Investing is an old man’s game.
In my opinion, working as a pure engineer in the tech industry is a terrible idea. Once you hit 40, you’re competing with guys who are in their 20s that can stay awake on 3 hours of sleep each night and work like they’re demented or something. There’s no way you can compete with them. So let’s face the truth. We’ll all be old one day. So why choose a career where you’re golden age is when you’re 20 or 30 something, and after that , go on a long decline? Choose a profession where experience counts, dammit! In the realm of the financial markets, there is nothing new. There will always be panics, fears, exuberance, bubbles, etc. Once you’ve had enough experience, you know first hand how the future for the markets will play out, because market history repeats itself.

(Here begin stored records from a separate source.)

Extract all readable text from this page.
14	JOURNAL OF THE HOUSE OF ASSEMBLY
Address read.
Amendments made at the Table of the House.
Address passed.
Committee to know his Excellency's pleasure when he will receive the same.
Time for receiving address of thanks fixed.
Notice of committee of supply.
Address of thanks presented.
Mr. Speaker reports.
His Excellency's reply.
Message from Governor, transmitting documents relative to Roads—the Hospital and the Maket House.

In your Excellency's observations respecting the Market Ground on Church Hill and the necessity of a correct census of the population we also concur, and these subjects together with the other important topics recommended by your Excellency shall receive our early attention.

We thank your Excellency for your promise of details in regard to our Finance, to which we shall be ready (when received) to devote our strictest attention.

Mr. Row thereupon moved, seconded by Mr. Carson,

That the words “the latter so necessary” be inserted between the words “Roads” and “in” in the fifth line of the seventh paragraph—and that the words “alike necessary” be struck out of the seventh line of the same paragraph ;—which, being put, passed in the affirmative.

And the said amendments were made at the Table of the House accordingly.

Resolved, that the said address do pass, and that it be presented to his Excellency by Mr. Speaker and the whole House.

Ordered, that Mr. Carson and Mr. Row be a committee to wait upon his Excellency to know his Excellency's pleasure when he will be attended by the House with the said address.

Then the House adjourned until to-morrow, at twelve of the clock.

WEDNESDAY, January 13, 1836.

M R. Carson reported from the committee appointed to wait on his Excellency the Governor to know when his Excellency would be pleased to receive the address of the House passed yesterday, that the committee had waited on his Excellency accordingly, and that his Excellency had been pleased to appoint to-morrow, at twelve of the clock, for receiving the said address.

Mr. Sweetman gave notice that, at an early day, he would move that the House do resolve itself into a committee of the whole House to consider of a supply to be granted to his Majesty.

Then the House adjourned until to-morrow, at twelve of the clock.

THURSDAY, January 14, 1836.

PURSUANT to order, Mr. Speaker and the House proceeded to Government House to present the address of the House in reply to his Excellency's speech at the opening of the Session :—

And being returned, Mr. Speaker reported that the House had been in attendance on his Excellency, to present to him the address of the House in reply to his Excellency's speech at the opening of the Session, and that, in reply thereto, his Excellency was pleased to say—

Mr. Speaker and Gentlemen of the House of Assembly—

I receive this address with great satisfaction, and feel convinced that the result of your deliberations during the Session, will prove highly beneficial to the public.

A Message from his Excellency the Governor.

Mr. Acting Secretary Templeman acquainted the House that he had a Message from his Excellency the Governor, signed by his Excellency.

You can go long and short, or choose not to have a position at all.
Most professions get wacked by the economic cycle one way or another. Mass layoffs in some industries during recessions, and mass layoffs in other industries in prosperous times. One cannot switch professions all the time; you can’t just jump ship to the hottest industry that’s hiring like crazy whenever you feel like it. As a business owner, you can’t profit from both good and poor economic times. A business is a slow, lumbering ship. You can’t turn 180 degrees at an instant’s notice. You can’t close down your business if you foresee bad economic clouds coming, and reopen when things are all better. But as an investor, you can change from 100% long to 100% short. Or, if you’re confused, you can close down all your positions, and choose to simply conserve cash. As an investor, you get the benefit of DOING NOTHING if you want. If a business does nothing (and doesn’t continue it’s cash flow), it will go bankrupt. If an employee does nothing, he or she will be fired, and likely be incapable of making ends meet at home. But as an investor, you have the benefit of waiting for the right opportunity.

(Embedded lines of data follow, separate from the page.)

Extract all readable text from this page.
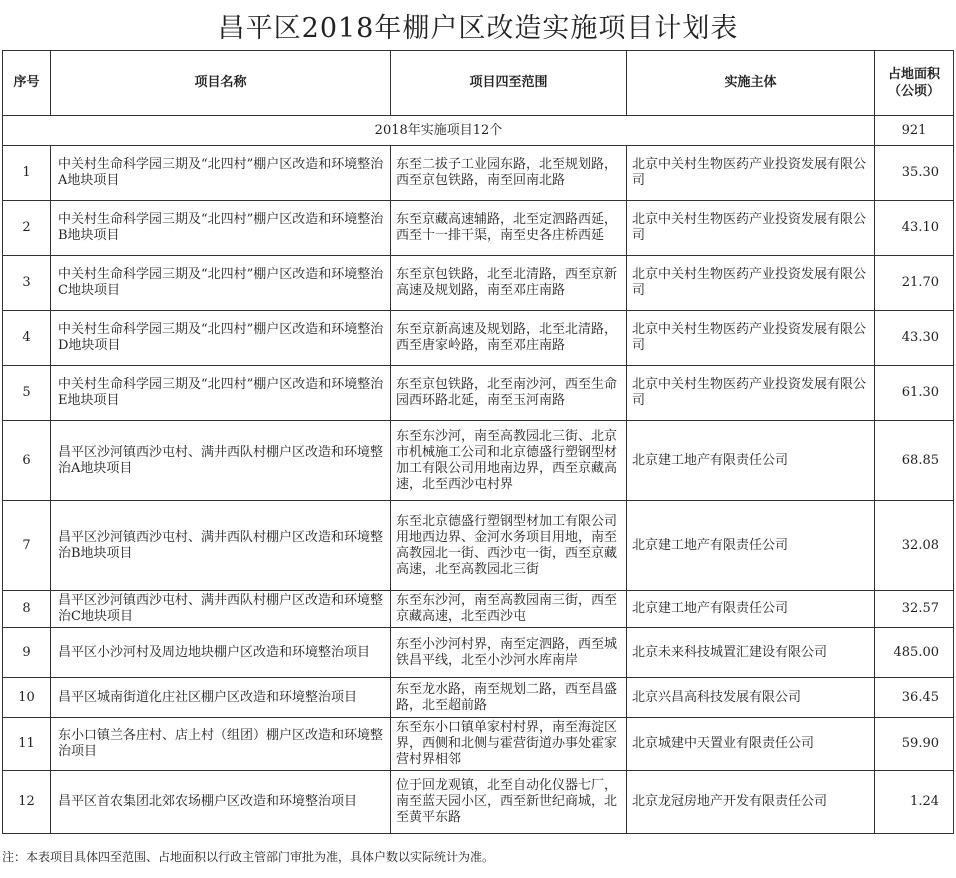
昌平区2018年棚户区改造实施项目计划表
序号	项目名称	项目四至范围	实施主体	占地面积
（公顷）
2018年实施项目12个				921
1	中关村生命科学园三期及“北四村”棚户区改造和环境整治A地块项目	东至二拔子工业园东路，北至规划路，西至京包铁路，南至回南北路	北京中关村生物医药产业投资发展有限公司	35.30
2	中关村生命科学园三期及“北四村”棚户区改造和环境整治B地块项目	东至京藏高速辅路，北至定泗路西延，西至十一排干渠，南至史各庄桥西延	北京中关村生物医药产业投资发展有限公司	43.10
3	中关村生命科学园三期及“北四村”棚户区改造和环境整治C地块项目	东至京包铁路，北至北清路，西至京新高速及规划路，南至邓庄南路	北京中关村生物医药产业投资发展有限公司	21.70
4	中关村生命科学园三期及“北四村”棚户区改造和环境整治D地块项目	东至京新高速及规划路，北至北清路，西至唐家岭路，南至邓庄南路	北京中关村生物医药产业投资发展有限公司	43.30
5	中关村生命科学园三期及“北四村”棚户区改造和环境整治E地块项目	东至京包铁路，北至南沙河，西至生命园西环路北延，南至玉河南路	北京中关村生物医药产业投资发展有限公司	61.30
6	昌平区沙河镇西沙屯村、满井西队村棚户区改造和环境整治A地块项目	东至东沙河，南至高教园北三街、北京市机械施工公司和北京德盛行塑钢型材加工有限公司用地南边界，西至京藏高速，北至西沙屯村界	北京建工地产有限责任公司	68.85
7	昌平区沙河镇西沙屯村、满井西队村棚户区改造和环境整治B地块项目	东至北京德盛行塑钢型材加工有限公司用地西边界、金河水务项目用地，南至高教园北一街、西沙屯一街，西至京藏高速，北至高教园北三街	北京建工地产有限责任公司	32.08
8	昌平区沙河镇西沙屯村、满井西队村棚户区改造和环境整治C地块项目	东至东沙河，南至高教园南三街，西至京藏高速，北至西沙屯	北京建工地产有限责任公司	32.57
9	昌平区小沙河村及周边地块棚户区改造和环境整治项目	东至小沙河村界，南至定泗路，西至城铁昌平线，北至小沙河水库南岸	北京未来科技城置汇建设有限公司	485.00
10	昌平区城南街道化庄社区棚户区改造和环境整治项目	东至龙水路，南至规划二路，西至昌盛路，北至超前路	北京兴昌高科技发展有限公司	36.45
11	东小口镇兰各庄村、店上村（组团）棚户区改造和环境整治项目	东至东小口镇单家村村界，南至海淀区界，西侧和北侧与霍营街道办事处霍家营村界相邻	北京城建中天置业有限责任公司	59.90
12	昌平区首农集团北郊农场棚户区改造和环境整治项目	位于回龙观镇，北至自动化仪器七厂，南至蓝天园小区，西至新世纪商城，北至黄平东路	北京龙冠房地产开发有限责任公司	1.24
注：本表项目具体四至范围、占地面积以行政主管部门审批为准，具体户数以实际统计为准。
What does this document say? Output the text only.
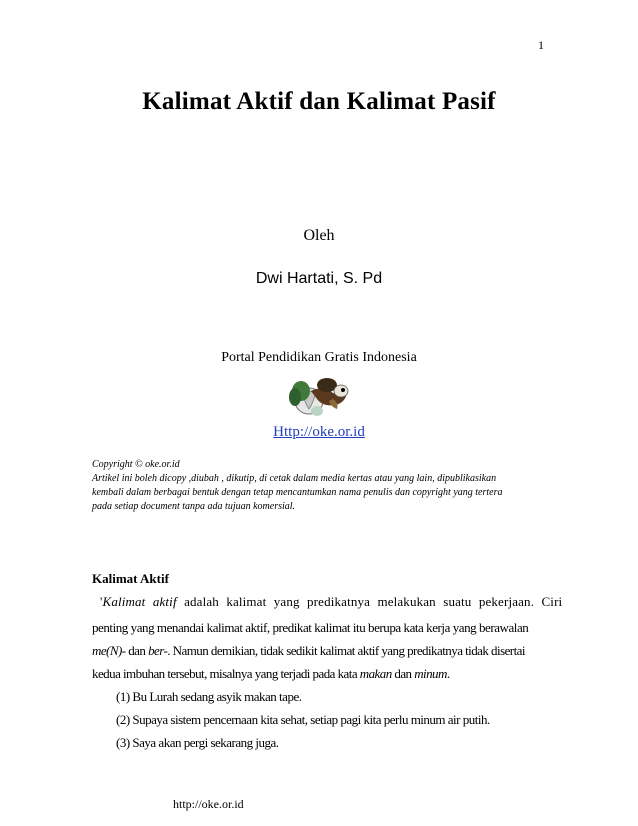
1
Kalimat Aktif dan Kalimat Pasif
Oleh
Dwi Hartati, S. Pd
Portal Pendidikan Gratis Indonesia
Http://oke.or.id
Copyright © oke.or.id
Artikel ini boleh dicopy ,diubah , dikutip, di cetak dalam media kertas atau yang lain, dipublikasikan
kembali dalam berbagai bentuk dengan tetap mencantumkan nama penulis dan copyright yang tertera
pada setiap document tanpa ada tujuan komersial.
Kalimat Aktif
'Kalimat aktif adalah kalimat yang predikatnya melakukan suatu pekerjaan. Ciri
penting yang menandai kalimat aktif, predikat kalimat itu berupa kata kerja yang berawalan
me(N)- dan ber-. Namun demikian, tidak sedikit kalimat aktif yang predikatnya tidak disertai
kedua imbuhan tersebut, misalnya yang terjadi pada kata makan dan minum.
(1) Bu Lurah sedang asyik makan tape.
(2) Supaya sistem pencernaan kita sehat, setiap pagi kita perlu minum air putih.
(3) Saya akan pergi sekarang juga.
http://oke.or.id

All knowledge can be used.
If you’ve seen the Turtle Trader, you’ll notice that many successful investors didn’t start off as an investor. Many were formers soldiers, plumbers, chess players, soccer players, programmers, etc. Nothing goes unused in the realm of investments.

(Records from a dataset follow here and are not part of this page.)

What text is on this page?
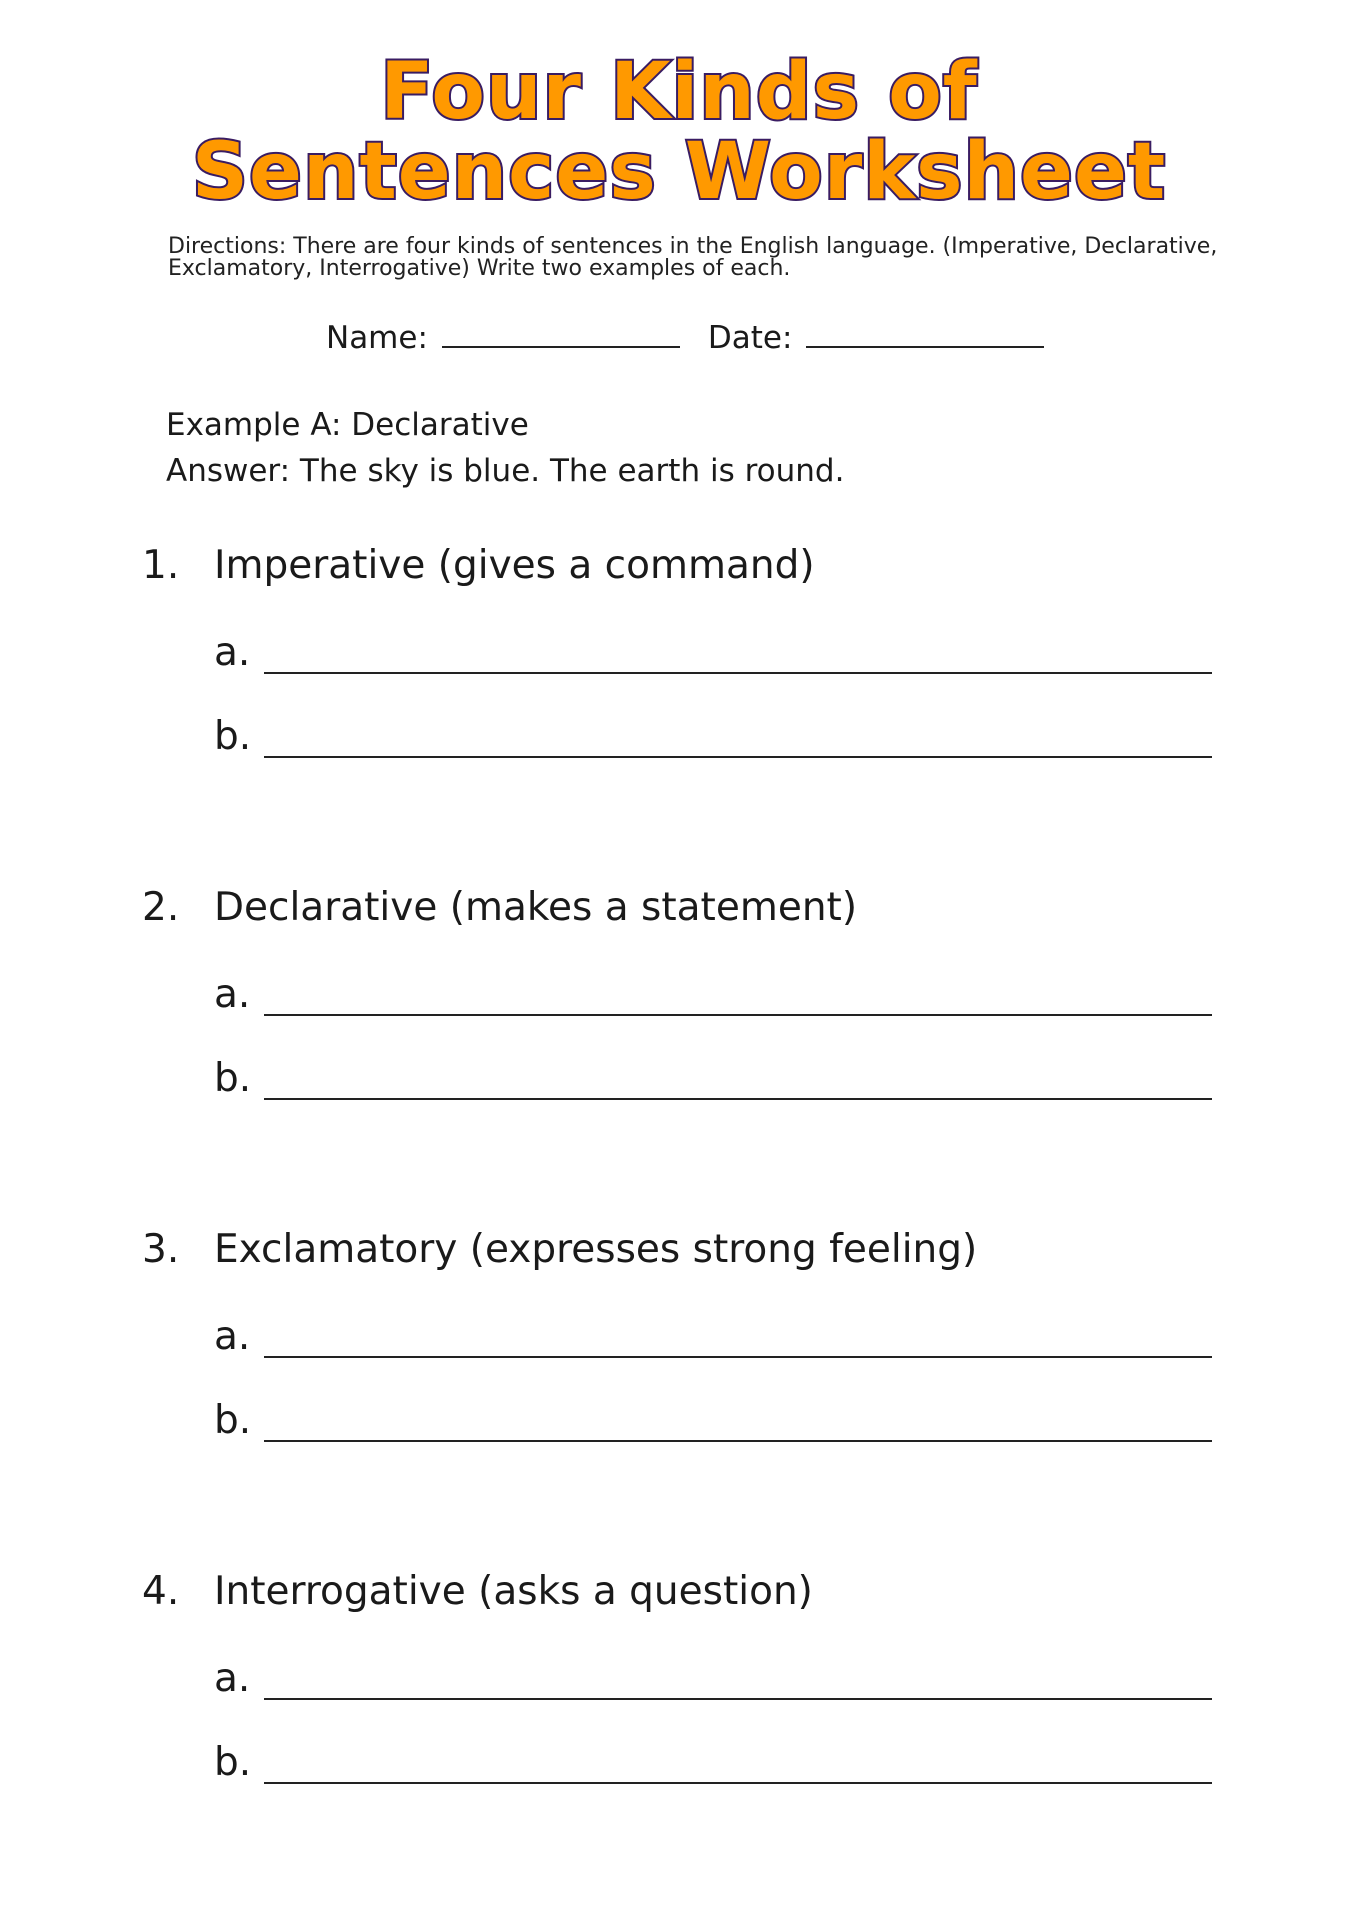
Four Kinds of
Sentences Worksheet
Directions: There are four kinds of sentences in the English language. (Imperative, Declarative,
Exclamatory, Interrogative) Write two examples of each.
Name:	Date:
Example A: Declarative
Answer: The sky is blue. The earth is round.
1. Imperative (gives a command)
a.
b.
2. Declarative (makes a statement)
a.
b.
3. Exclamatory (expresses strong feeling)
a.
b.
4. Interrogative (asks a question)
a.
b.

You develop a clearer view of the world.
A big part of investing, obviously, is knowing what’s going on in this world (which grows your ability to predict the future). You don’t want to be poor Joe down there who works 9-5, lives an oblivious life, and wonders what the hell’s going on when he gets fired and sees screaming EQUITIES ARE DOOMED headlines in the newspapers one day. I call guys like Joe a fool. They are like the masses – just following the herd to their slaughter. You have three choices in life. Be ahead of the trend, go with the trend, and fall behind the trend. Most successful investors go with the trend (although a few are talented enough to go ahead of the trend). These guys won't be killed too badly when some undesirable, unforeseeable future rears its ugly head. But most people (like Joe), are the obvious kind; behind the trend. These are the guys that get killed really, Really badly.

And last, but not least…..
This should be really obvious. If you're good at investing, you can make millions and billions. But then again, if you're not, then find another profession.